Khusus KRL, menurut Menteri Perhubungan, ada beberapa yang harus dilakukan jika ingin menjadikan KRL sebagai salah satu solusi kemacetan Jakarta. Pertama, Perusahaan Listrik Negara perlu menambah daya listrik seiring penambahan armada kereta. Jangan sampai listrik tidak ada daya begitu KRL yang baru datang.

Lalu Kementrian Keuangan juga harus memberikan subsidi (public service obligation/PSO) lebih besar. Tak sekadar Rp 535 miliar per tahun, tetapi minimal Rp 700 miliar supaya layanan KRL ekonomi membaik, sehingga mereka yang sebelumnya naik kendaraan pribadi jadi tertarik naik KRL.

Pajak kendaraan DKI Jakarta senilai Rp 5,5 triliun per tahun harus dikembalikan dalam bentuk bus atau KRL. Kalau dihitung kasar, angka segitu bisa dibelikan 687,5 KRL baru. Namun agaknya Pemerintah Daerah (Pemda) DKI Jakarta masih menganggap sebelah mata untuk mengalokasikan pajak tersebut ke KRL atau bus. Padahal kalau dikelola dengan baik akan menguntungkan juga.

Menurut data yang diungkapkan Direktur Utama PT KAI Ignatius Jonan, secara keseluruhan, total pendapatan PT KAI pada 2009 mencapai Rp 4,7 triliun. Angka ini meningkat dibanding dengan tahun sebelumnya, 2008, yang sebesar Rp 4,6 triliun. Diharapkan tahun 2010 ini pendapatan akan meningkat menjadi Rp 7,3 triliun. Bayangkan jika KRL dikelola dengan baik -diremajakan serta ditambah jumlah armadanya-, bukan tidak mungkin ada peningkatan jumlah penumpang.

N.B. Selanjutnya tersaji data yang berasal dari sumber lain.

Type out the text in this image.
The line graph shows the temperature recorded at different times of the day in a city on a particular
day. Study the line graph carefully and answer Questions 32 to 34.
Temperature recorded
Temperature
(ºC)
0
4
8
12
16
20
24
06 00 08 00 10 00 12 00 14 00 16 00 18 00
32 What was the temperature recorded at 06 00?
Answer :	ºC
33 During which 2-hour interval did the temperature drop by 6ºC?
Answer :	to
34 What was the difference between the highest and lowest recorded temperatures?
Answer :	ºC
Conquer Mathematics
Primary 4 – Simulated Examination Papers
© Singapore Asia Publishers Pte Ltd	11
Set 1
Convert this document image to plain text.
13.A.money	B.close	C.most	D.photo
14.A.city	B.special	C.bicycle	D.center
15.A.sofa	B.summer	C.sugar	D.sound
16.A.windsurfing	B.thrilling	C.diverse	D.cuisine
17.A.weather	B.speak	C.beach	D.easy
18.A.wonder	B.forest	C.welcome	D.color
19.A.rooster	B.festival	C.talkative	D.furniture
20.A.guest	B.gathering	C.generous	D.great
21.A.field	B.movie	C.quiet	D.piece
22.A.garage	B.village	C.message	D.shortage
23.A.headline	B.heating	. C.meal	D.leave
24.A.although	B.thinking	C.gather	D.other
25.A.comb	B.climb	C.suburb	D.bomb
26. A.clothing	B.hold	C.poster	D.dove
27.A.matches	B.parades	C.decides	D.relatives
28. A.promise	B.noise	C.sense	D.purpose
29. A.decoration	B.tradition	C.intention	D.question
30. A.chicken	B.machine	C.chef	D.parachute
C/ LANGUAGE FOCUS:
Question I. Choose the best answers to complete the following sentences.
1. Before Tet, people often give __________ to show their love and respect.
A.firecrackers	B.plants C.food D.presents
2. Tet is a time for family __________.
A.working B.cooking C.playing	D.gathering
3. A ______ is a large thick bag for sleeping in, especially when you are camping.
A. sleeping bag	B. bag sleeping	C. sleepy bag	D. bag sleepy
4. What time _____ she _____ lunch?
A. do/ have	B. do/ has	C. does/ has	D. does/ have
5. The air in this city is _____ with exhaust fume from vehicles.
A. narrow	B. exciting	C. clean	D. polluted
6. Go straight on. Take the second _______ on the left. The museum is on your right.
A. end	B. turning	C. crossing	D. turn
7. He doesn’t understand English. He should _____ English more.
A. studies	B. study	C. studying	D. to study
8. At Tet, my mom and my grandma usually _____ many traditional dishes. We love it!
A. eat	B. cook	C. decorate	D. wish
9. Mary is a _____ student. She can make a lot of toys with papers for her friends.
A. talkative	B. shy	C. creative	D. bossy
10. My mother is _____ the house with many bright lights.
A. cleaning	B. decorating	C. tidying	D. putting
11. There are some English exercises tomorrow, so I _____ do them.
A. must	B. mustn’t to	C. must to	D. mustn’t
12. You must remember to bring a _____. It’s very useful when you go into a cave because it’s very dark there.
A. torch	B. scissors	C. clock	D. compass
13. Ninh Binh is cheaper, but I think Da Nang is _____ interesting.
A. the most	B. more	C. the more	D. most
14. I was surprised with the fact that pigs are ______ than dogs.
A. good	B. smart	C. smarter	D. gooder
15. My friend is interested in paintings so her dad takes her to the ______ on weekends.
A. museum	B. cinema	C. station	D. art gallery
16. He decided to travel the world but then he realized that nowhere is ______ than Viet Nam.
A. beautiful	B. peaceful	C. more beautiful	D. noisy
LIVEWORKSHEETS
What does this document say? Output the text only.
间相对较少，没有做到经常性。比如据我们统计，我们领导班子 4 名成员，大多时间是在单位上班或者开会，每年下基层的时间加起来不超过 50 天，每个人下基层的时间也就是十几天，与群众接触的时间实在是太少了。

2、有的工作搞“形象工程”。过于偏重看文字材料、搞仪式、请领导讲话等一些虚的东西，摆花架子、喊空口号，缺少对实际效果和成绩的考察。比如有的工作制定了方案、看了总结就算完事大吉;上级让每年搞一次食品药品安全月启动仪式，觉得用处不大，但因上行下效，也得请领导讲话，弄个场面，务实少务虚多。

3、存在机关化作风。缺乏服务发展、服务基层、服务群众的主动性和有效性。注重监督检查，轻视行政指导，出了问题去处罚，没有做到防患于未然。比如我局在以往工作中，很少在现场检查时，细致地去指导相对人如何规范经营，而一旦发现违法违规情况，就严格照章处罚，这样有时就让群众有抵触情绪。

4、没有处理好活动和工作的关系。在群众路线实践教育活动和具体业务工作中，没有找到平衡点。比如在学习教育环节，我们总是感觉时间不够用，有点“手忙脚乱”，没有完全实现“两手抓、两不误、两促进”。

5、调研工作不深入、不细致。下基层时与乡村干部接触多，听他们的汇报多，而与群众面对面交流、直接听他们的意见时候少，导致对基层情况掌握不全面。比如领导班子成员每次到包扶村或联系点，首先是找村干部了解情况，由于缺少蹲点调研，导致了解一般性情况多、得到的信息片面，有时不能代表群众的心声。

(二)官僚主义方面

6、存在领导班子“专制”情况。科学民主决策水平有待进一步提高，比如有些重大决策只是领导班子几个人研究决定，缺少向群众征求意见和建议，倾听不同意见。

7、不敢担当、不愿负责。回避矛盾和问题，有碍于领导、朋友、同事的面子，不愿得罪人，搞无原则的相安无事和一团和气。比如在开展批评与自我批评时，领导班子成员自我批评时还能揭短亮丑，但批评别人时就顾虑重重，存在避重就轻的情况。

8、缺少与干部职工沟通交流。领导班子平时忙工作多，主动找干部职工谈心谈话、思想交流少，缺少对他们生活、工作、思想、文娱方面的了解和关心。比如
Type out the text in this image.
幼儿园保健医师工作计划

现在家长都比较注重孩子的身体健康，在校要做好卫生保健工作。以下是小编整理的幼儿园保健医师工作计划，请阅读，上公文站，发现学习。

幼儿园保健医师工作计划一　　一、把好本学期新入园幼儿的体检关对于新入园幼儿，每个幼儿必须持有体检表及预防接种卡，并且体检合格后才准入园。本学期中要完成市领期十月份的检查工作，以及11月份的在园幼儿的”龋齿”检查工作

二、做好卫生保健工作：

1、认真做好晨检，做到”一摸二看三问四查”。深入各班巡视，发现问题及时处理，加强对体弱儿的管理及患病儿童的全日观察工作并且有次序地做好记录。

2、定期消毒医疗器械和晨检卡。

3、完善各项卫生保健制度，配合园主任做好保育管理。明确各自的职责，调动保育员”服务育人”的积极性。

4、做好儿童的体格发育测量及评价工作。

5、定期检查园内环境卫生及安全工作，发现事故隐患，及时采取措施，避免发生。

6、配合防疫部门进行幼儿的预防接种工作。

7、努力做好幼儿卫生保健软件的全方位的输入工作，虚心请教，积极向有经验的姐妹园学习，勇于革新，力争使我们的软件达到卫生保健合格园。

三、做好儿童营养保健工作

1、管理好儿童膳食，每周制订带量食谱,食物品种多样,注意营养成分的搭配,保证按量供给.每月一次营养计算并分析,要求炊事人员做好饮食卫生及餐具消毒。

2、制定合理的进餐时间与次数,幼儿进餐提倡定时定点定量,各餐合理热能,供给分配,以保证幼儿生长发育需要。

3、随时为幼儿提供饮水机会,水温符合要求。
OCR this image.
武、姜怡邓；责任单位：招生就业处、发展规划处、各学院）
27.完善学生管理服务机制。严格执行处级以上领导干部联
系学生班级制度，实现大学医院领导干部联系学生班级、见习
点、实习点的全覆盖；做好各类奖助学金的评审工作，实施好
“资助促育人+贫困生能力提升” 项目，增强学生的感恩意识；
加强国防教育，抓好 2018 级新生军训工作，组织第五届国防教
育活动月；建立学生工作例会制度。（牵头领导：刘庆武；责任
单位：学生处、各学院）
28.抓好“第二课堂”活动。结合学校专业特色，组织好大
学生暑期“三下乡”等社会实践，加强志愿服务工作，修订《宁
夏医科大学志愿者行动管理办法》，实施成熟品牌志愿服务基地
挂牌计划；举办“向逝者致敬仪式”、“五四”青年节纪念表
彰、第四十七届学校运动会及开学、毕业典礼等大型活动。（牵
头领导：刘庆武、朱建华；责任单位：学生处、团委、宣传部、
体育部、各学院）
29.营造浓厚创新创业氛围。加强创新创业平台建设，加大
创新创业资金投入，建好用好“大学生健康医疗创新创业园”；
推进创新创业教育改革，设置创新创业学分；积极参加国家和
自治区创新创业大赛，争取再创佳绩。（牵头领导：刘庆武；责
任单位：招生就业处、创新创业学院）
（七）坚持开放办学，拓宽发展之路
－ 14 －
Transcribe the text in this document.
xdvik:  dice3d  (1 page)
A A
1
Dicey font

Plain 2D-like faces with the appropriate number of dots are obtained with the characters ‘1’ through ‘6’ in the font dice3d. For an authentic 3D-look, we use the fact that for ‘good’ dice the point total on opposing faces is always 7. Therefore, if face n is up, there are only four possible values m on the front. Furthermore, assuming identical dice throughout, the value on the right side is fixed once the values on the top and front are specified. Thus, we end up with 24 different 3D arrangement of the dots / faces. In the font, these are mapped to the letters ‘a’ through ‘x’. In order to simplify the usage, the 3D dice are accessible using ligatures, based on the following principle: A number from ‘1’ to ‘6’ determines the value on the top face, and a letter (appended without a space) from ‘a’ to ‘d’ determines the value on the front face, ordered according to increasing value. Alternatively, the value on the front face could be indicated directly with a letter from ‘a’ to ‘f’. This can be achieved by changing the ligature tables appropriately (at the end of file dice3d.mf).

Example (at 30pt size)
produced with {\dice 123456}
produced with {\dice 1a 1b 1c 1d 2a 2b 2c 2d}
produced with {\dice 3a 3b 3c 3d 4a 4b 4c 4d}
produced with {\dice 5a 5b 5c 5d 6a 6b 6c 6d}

Menteri Perhubungan yakin sekali, dengan waktu yang mendesak, hanya KRL dan busway, yang bisa menjadi solusi kemacetan Jakarta sebelum terjadi grid lock. MRT bagaimana? Subway bagaimana? Semuanya bagus dan pasti juga solusi, tetapi itu proyek masa depan. Yang dibutuhkan sekarang solusi cepat. Busway dan KRL adalah solusi cepat.

Dalam diskusi ala warung kopi pada Idul Fitri kemarin, kakak ipar saya pun mengusulkan agar mendisiplinkan kendaraan umum. Sebab, kendaraan umum juga menjadi faktor dari kemacetan Jakarta. Bagaimana caranya?

"Pintu kendaraan umum dibuat seperti busway. Sehingga, baik para supir Metromini, Kopaja, maupun bus lain tidak bisa sembarangan menaikkan atau menurunkan penumpang. Mereka harus tertib melakukan itu di halte sebagaimana busway."

Saya pikir menarik juga. Tapi mungkin tidak ya dilakukan dalam tempo yang sesingkat-singkatnya? Secara dengan begitu, harus ada peremajaan semua kendaraan umum, termasuk pembuatan halte setinggi busway.